First of all,I suppose that the electric field is constant and perpendicular to the plates in every point. But i don't know why. Can you help me ?

 

[haruspex]

the electric field is constant and perpendicular to the plates in every point

For a pair of adjacent plates, yes. Strictly speaking, that is only true for infinite plates, but if you are told the plates are large (in relation to their separation) then that is the expected approximation.
Is that all you need to get started?

 

[themagiciant95]

For a pair of adjacent plates, yes. Strictly speaking, that is only true for infinite plates, but if you are told the plates are large (in relation to their separation) then that is the expected approximation.
Is that all you need to get started?

Ahah, indeed i has not been able yet. I tried to start the problem using the Gauss Law, but i don't know how. And i don't know which are the useful information i can obtain from the problem's text. Can you help me ?

 

[rude man]

You have 2 unknowns, E1 and E2.
You can get one equation from Gauss's law.
You can get the other by relating electric field to potential difference.

 

[Delta2]

Just to help you abit more with @rude man idea,

use as Gaussian surface a rectangle(more accurately a parallelepiped ) that contains the plastic sheet (and its two big opposite sides inside the space that's inbetween the metal plates) and

notice that since the two metal plates are connected with a metal strip they have equal potential $V$. It will be
$E_1\frac{d}{3}=V_p-V=E_2\frac{2d}{3}$ where $V_p$ the potential of the plastic sheet.

 

[themagiciant95]

Just to help you abit more with @rude man idea,

use as Gaussian surface a rectangle(more accurately a parallelepiped ) that contains the plastic sheet (and its two big opposite sides inside the space that's inbetween the metal plates) and

notice that since the two metal plates are connected with a metal strip they have equal potential $V$. It will be
$E_1\frac{d}{3}=V_p-V=E_2\frac{2d}{3}$ where $V_p$ the potential of the plastic sheet.

Is very clear now , thanks.
I have only a doubt, why can we claim that E1 and E2 are constant and the have the same direction ?

 

[Delta2]

Is very clear now , thanks.
I have only a doubt, why can we claim that E1 and E2 are constant and the have the same direction ?

You are right that the fields will not have the same direction. my equation at post #5 needs a minus in front :D.

That they are constant is actually an approximation.
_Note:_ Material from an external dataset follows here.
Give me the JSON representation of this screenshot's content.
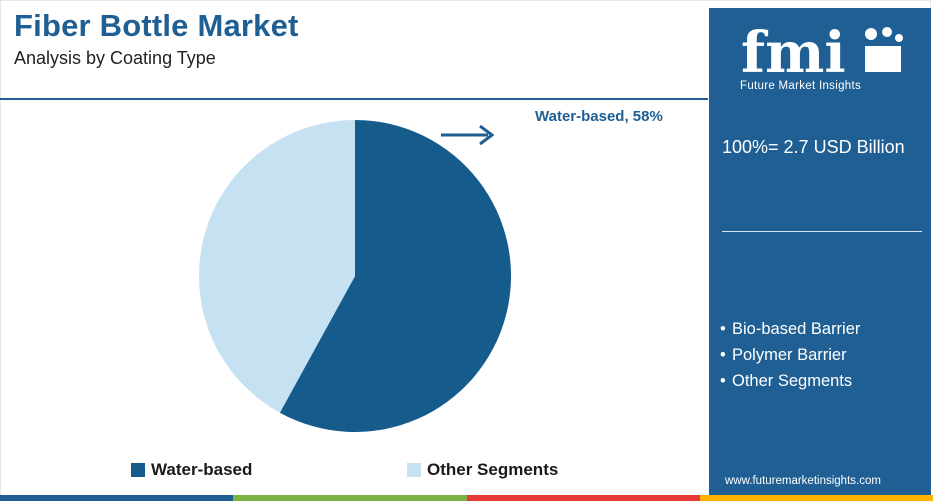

If the plates aren't infinite, the fields would depend both on the x (horizontal) and the y(vertical) coordinate (as well the z/depth coordinate). However if the plates are very large when compared to their separation distance then we can treat the plates as infinite in the horizontal dimension (and in the z-depth direction), so the field will not depend on the x-coordinate (neither on z-coordinate), and by applying gauss's law as told you also conclude that the fields will not depend on the y-coordinate either.